La position du parquet est tellement risible qu’on se tient les côtes pour ne pas en perdre une à force de pouffer.

Mme Ferrand a réussi un miracle bancaire

Compte tenu des dispositions du Code de la Mutualité, pour que le parquet ne trouve rien à redire au dossier, il faut donc que l’épouse de l’alors directeur général des Mutuelles des Bretagne ait pu obtenir du Crédit Agricole du Finistère un prêt de 400.000€, soit 100% de la valeur du bien, sans arguer qu’elle avait déjà trouvé un locataire solide et sérieux : l’entreprise de son mari.
Si, en effet, le Crédit Agricole avait consenti ce prêt en contrepartie d’un engagement pris par la mutuelle, alors, il y avait violation du Code de la Mutualité.
Si le parquet ne s’est pas saisi, c’est que le Crédit Agricole a dû accepter de filer 400.000€ à une SCI capitalisée à hauteur de 100 euros, pour l’achat d’un bien de 400.000€ sans demander la moindre garantie, la moindre signature, la moindre preuve que le bien serait loué. Bravo, Mme Ferrand, pour avoir convaincu aussi facilement cette banque pourtant peu connue pour son indulgence de lâcher l’argent. Cette décision fera jurisprudence pour toutes les entreprises de France qui sont sur le grill lorsqu’elles veulent acquérir un bien professionnel.

Les révélations très gênantes du Parisien

Pas de chance pour Richard Ferrand, le Parisien de ce matin vient de confirmer les soupçons que tous les initiés pouvaient avoir.
Selon l’avocat, Richard Ferrand a lui-même signé en décembre 2010, en son nom propre, le compromis de vente des locaux professionnels d’un expert-comptable, choisis pour accueillir un centre de soins à Brest. La promesse de vente de ce bien, aujourd’hui incriminé dans l’affaire, comportait une condition suspensive: “la conclusion d’un bail commercial avec une SCI devant substituer Richard Ferrand et les Mutuelles de Bretagne”.
La SCI était donc celle de la compagne de l’actuel ministre. Grâce à la garantie de location offerte par la mutuelle, cette dernière n’a déboursé aucun capital pour acheter le site, d’après Le Canard Enchaîné, et obtient un prêt bancaire pour couvrir l’investissement. Autre détail qui interpelle le journal: c’est la mutuelle qui se charge de financer la rénovation des locaux pour un montant de 184.000 euros. Un “arrangement familial” selon l’expression du Canard, qui aurait permis à la compagne de Richard Ferrand de se constituer un patrimoine à moindre frais.
Tiens donc ! La Mutuelle qui s’engage pour cautionner un bien dont le bénéficiaire est… le directeur général.
On voit mal comment la version des faits avancées par Ferrand pourrait tenir sans donner lieu à poursuite.
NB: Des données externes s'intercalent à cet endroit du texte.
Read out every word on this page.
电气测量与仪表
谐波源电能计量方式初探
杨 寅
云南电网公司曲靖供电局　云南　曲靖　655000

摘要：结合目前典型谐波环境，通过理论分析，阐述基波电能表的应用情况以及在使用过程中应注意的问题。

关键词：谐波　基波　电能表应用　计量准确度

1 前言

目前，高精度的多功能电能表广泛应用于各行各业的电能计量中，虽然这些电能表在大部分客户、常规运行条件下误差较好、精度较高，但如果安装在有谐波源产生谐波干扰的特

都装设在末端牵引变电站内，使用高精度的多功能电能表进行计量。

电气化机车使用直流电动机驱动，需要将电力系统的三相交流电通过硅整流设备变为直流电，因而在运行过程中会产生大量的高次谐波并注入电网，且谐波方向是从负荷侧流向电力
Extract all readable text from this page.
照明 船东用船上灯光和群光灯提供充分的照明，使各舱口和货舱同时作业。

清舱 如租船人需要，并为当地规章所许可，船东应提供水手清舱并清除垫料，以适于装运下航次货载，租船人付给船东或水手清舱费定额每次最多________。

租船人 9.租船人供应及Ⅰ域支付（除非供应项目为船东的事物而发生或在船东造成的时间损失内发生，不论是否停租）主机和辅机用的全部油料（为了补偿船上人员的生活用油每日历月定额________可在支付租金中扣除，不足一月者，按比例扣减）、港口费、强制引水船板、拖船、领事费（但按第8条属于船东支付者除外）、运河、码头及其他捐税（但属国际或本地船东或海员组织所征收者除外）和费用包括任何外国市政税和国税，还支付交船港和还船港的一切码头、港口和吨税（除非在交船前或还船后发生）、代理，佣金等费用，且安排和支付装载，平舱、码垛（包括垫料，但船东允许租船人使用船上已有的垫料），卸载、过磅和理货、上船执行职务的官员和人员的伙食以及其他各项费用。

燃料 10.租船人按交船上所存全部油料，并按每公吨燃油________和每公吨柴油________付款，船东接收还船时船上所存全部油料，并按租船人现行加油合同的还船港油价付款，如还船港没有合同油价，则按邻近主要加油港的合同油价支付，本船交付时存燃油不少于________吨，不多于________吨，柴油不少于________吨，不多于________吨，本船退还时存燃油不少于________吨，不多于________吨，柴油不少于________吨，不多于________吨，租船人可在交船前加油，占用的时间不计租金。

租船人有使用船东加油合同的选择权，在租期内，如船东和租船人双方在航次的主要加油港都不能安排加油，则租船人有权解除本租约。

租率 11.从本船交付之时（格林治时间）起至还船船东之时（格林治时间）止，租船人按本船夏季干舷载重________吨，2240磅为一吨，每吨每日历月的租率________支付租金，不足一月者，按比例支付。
D’autant que les procès-verbaux du conseil d’administration de la Mutuelle ne permettent pas d’établir que les administrateurs aient validé en bonne et due forme la convention réglementée (en l’espèce le bail) qui s’en est suivi.
Voilà donc une double violation du Code de la Mutualité dont on imagine mal qu’elle reste sans réaction de la part de l’autorité judiciaire.

Ferrand, Fillon, deux poids deux mesures, évidemment

Je fais partie des Français qui ont mis une pince à linge sur le nez lorsque l’affaire Fillon a éclaté. Sur le fond, les montants en jeu étaient équivalents à ceux qui se jouent dans l’affaire Ferrand. Pourquoi, dans un cas, le Parquet national financier s’est-il saisi du dossier dans les heures qui ont suivi sa révélation, diffusant ensuite systématiquement à la presse les procès-verbaux d’audition avec la claire intention de nuire? Pourquoi, dans l’autre, ni le parquet national ni le parquet local ne se saisissent-ils, alors qu’une disposition légale a potentiellement été violée par l’impétrant?
On avait cru que le renouvellement jusqu’au bout et que la moralisation de la vie politique auraient une autre odeur que celle du réchauffé.